L’ivresse de la violence, Gabor Zoltan (par Guy Donikian)
L’ivresse de la violence, Gabor Zoltan, Editions Belfond, parution 8 janvier 2026, 363 pages, 23 euros, traduit du hongrois par Thomas Sulmon
Edition: Belfond
C’est là un premier roman qui nous plonge dans Budapest des années 40, plus précisément en 1944. Budapest est alors occupée par les nazis, et le chaos qui règne dans la capitale hongroise est exploité par les Croix-Fléchées et leurs miliciens qui vont faire régner la terreur dans la capitale.
Gabor Zoltan écrit ici son premier roman qui, et le titre est explicite, narre les exactions de ces miliciens qui semblent s’étourdir de violence gratuite et féroce ; une spirale qui voue celui qui s’y adonne à commettre le pire sans en prendre conscience. Et c’est la force des pages du roman que de nous donner à lire le pire commis par les Croix-Fléchées, une violence sans limite à l’égard des Juifs qui sont traqués dans la capitale, violences quotidiennes, évidemment gratuites, humiliantes, sans retenue aucune.
Les miliciens des Croix-Fléchées ont les coudées franches, les nazis leur ayant laissé le champ libre dans la capitale. Ces hommes, assoiffés de violence, de pouvoir, jurent de rendre la Hongrie aux Hongrois, et ils mettent leur cruauté au service de cette volonté qui n’est pas sans nous rappeler notre actualité.
Renner, petit patron d’une usine, est marié à une juive et sa maîtresse est juive. Double handicap impardonnable aux yeux des Croix-Fléchées qui vont l’arrêter ainsi que ses deux femmes. La torture et la mort lui sont promises, d’autant qu’il a caché des Juifs dans son usine. « Il devrait trouver un moyen pour que ses deux femmes soient employées dans l’organisation, comme lui. Mais, compte tenu des circonstances ce n’est déjà pas si mal qu’elles aient pu rester à l’intérieur jusqu’à maintenant. Il s’endort en pensant à cela, et lorsqu’il est réveillé par les discussions de ses compagnons, il se promet que si ni sa femme ni sa maîtresse ne lui reviennent, mais qu’il survit et se libère, il consacrera toutes ses forces à sa mère et à sa fille. »
Son geôlier, Robi, va cependant lui éviter le pire, pour une raison avant tout matérielle : Renner possède un camion, et ce camion les Croix-Fléchées en ont besoin. Renner devient alors le chauffeur attitré du camion qui va servir aux pires meurtres, et Renner est malgré lui entraîné dans spirale de violence dont s’enivrent les miliciens.
Gabor Zoltan n’hésite pas à écrire les pires scènes de violence physique et psychologique que les miliciens font subir aux juifs : « La fille était à moitié juive, mais cela n’a fait aucune différence. Elle portait une croix autour du cou. On la lui a vite arrachée, comme tu peux l’imaginer. Agenouillée au milieu du salon, elle a dû sucer tous les miliciens, sous les yeux de son père et de son mari. »
Et quand on veut se débarrasser de quelqu’un, rien de plus facile : « Alors j’ai fait remarquer que ce type me paraissait louche. Regardez le de plus près ! Vous avez vu ses lobes d’oreilles ? Ça sent le juif à plein nez. Et cette bouche, franchement, elle vous paraît normale ? Donc on l’a envoyé au 60 Avenue Andrassy, pour demander l’avis des anthropologues.
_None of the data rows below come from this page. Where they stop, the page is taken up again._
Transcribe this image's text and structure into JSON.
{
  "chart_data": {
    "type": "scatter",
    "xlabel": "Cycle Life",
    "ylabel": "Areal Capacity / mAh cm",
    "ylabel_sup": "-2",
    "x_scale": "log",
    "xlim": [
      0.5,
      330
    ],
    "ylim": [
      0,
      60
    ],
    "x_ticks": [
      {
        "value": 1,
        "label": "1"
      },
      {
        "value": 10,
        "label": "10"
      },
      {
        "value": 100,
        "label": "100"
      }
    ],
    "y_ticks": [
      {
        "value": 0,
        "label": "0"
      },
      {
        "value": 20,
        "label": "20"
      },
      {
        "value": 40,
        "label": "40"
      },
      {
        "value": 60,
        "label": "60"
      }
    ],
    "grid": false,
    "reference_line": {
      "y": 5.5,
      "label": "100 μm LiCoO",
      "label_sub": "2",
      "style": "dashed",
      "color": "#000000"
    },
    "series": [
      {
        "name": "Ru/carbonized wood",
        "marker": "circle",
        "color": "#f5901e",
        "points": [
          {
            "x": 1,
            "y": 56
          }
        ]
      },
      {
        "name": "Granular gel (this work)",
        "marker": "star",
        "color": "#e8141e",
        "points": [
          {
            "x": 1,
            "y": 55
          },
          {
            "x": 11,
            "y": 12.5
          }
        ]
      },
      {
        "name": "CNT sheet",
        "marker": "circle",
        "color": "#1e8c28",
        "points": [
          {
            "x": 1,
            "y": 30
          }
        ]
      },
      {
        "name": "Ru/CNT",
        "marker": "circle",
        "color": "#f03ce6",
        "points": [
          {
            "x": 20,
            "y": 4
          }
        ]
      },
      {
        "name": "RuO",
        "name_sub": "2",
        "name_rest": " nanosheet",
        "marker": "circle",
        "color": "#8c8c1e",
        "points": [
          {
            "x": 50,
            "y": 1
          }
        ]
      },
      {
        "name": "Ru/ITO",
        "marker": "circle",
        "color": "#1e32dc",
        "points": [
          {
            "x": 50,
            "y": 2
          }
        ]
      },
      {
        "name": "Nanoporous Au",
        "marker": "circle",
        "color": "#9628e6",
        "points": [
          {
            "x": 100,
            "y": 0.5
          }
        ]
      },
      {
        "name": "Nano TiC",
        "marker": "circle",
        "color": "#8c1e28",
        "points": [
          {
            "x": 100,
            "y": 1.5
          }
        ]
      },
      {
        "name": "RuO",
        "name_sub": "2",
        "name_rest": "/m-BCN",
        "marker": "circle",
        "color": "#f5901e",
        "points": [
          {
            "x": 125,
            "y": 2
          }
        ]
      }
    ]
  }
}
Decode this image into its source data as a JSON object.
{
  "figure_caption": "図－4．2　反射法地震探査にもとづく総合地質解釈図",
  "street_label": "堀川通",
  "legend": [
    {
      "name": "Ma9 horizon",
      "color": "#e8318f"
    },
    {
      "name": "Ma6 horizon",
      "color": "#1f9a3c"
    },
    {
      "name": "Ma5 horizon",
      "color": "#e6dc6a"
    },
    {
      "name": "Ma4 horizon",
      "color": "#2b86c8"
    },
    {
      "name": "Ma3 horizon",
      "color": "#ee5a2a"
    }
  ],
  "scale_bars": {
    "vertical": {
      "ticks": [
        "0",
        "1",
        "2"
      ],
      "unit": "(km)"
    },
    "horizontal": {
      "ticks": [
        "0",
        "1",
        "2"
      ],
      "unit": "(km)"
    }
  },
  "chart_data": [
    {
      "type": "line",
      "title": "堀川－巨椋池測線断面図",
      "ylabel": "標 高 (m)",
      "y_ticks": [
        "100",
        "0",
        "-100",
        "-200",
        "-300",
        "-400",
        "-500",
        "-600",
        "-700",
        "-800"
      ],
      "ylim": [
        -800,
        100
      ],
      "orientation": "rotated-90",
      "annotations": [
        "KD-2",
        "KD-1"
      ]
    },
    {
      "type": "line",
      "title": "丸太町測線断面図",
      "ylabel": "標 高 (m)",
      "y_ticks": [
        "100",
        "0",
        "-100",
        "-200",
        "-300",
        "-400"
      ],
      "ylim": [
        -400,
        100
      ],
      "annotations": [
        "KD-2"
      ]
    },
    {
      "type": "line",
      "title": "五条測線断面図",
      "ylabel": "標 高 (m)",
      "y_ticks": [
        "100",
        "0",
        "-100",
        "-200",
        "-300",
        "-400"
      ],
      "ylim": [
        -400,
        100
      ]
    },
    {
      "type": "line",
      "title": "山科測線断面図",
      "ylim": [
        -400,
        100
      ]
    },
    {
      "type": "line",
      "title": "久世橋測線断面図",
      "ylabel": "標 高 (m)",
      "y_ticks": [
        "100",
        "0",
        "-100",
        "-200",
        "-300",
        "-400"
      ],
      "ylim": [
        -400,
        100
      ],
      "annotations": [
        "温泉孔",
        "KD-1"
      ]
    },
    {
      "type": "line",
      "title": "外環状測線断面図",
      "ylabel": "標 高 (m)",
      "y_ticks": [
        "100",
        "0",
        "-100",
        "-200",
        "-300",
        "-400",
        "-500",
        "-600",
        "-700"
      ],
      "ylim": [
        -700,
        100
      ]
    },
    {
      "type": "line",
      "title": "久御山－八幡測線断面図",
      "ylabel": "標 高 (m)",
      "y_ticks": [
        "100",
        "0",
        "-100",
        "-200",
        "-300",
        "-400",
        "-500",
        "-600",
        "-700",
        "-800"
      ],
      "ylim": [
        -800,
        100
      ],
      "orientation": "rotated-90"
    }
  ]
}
Leur verdict a été qu’il portait des traces de sang juif. » Ainsi, pouvait-on récupérer un appartement meublé et confortable. Quant au propriétaire de l’appartement, il est d’abord interné dans les geôles des Croix Fléchées : « Dans les cellules, les corps et les âmes attendent leur délivrance. La mort aussi est considérée comme une délivrance : le corps mutilé se libère de la conscience de sa dégradation et l’âme s’échappe du corps dévasté. »
Ce premier roman, historique, nous éclaire sur une période très sombre de l’histoire de la Hongrie. Une fois encore, l’auteur n’a pas hésité à retranscrire ce que le titre dénonce : une violence gratuite, sans limite, à telle enseigne que la 4ème de couverture avertit que le livre comporte des scènes violentes.
Guy Donikian
Gabor Zoltan est né à Budapest en 1960. Programmateur d’émissions de radio, metteur en scène, il a aussi publié un recueil de nouvelles. L’ivresse de la violence a reçu le prestigieux prix hongrois Tibor-Déry.